A reminder that fireworks are prohibited year-round at all WDFW wildlife and water access areas around the state
Before leaving for a camping or hiking trip for the long 4th of July weekend, be sure you are familiar with campfires and other restrictions on public lands in eastern Washington. Depending upon regional fire conditions, varying restrictions are in place to reduce the chance of wildfires on properties managed by the Washington Department of Fish and Wildlife (WDFW).
While wildfire risk is increasing, it is still moderate in most places in eastern Washington. Areas with greater risk already have campfire restrictions in place, such as within the Green Dot system of recreational areas in Yakima, Kittitas, and Chelan counties. Those areas observe fire restrictions between April 15 and Oct. 15 each year. WDFW properties within the Green Dot system include the Oak Creek, Colockum, and Wenas wildlife areas, and the LT Murray wildlife area, which includes the Quilomene and Whiskey Dick wildlife units.
Campfire restrictions are currently in place throughout the Columbia Basin, Chelan, Big Bend, Wells, Sagebrush Flat, and Klickitat wildlife areas as well. As a reminder, campfires are restricted year-round on the Sunnyside-Snake River Wildlife Area.
Additional restrictions are expected to go into place at the remainder of WDFW eastern Washington properties following the holiday weekend according to the observed fire risk.

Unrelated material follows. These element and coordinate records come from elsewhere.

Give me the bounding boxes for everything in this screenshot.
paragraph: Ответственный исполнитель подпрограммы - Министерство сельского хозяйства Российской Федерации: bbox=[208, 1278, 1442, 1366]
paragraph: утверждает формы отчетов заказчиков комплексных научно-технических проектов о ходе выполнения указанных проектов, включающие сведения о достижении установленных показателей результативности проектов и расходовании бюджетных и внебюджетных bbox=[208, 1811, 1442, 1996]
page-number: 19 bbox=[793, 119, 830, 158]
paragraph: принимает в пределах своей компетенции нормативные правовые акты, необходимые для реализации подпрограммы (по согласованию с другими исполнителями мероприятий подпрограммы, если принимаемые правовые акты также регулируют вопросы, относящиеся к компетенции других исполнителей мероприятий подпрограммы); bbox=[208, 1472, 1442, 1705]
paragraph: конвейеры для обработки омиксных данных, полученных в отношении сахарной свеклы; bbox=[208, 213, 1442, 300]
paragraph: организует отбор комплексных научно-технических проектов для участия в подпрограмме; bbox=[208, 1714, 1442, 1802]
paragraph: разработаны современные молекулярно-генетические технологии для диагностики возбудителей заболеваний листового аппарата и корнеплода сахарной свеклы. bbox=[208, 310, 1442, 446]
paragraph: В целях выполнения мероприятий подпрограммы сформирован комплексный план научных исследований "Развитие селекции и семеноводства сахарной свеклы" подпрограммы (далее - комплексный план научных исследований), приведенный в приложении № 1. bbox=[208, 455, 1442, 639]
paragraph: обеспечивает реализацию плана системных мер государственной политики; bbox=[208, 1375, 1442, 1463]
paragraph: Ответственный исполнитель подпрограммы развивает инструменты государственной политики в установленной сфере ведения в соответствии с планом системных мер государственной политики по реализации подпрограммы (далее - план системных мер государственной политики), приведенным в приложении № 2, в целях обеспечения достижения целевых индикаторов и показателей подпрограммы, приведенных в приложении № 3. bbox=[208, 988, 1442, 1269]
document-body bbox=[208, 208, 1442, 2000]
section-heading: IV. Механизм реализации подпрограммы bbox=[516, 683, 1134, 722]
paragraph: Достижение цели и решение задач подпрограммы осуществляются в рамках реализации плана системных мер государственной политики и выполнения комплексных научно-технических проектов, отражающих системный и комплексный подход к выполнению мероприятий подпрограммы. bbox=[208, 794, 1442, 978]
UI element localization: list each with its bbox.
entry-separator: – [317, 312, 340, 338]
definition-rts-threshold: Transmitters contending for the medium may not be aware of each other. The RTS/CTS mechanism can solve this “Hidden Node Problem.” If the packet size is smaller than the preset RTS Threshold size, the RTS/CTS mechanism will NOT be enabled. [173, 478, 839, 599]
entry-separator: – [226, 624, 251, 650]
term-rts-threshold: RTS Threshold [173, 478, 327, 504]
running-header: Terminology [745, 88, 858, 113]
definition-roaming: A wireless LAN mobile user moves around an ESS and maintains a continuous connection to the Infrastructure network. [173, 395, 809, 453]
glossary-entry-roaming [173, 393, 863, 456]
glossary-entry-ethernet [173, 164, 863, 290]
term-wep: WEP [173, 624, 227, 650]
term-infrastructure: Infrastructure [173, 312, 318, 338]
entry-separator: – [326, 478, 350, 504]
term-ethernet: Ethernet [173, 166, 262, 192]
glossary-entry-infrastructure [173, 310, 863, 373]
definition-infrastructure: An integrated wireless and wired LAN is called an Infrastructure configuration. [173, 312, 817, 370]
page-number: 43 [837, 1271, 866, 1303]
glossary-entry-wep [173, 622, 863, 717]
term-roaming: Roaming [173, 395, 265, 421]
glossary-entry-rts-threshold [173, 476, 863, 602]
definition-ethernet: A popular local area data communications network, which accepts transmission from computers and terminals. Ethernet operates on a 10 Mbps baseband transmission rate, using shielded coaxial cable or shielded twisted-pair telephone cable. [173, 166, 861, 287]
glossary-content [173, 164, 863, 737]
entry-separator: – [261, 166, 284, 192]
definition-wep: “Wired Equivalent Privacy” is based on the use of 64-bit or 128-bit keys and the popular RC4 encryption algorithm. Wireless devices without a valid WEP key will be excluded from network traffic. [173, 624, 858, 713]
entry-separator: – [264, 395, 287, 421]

“Early July is the traditional time for emergency fire restrictions to take effect in eastern Washington, outside of the areas with set annual closures,” said Cynthia Wilkerson, WDFW Lands Division Manager. “That said, the cool, wet spring means that current wildfire risk remains low in some areas of the state including the southeast and northeast corners. As such, we have decided not to enact restrictions on all WDFW lands in eastern Washington at this time and will continue to monitor the fire risk closely. We expect to adopt additional restrictions to reduce the chances of human-caused wildfire soon.”
A reminder that fireworks are prohibited year-round at all WDFW wildlife and water access areas around the state. Please also be careful not to drive or park on dry grass. With the wet spring, there are more areas of tall grass. When dry, it can present a fire danger if sparks land in it.
Other public land managers are also putting fire restrictions into effect or considering them. The Department of Natural Resources (DNR) is restricting campfires and other activities at its properties statewide as of July 1. The United States Forest Service (USFS) does not currently have public use restrictions in place for the Umatilla, Okanogan-Wenatchee, and Colville national forests; USFS phases in restrictions as conditions warrant.
The Washington Department of Fish and Wildlife works to preserve, protect, and perpetuate fish, wildlife and ecosystems while providing sustainable fish and wildlife recreational and commercial opportunities. The Department manages more than a million acres of public land (including over 700 in eastern Washington), with 33 wildlife areas and more than 450 water access areas around the state. These public lands help sustain wildlife habitat and public recreation opportunities for current and future generations.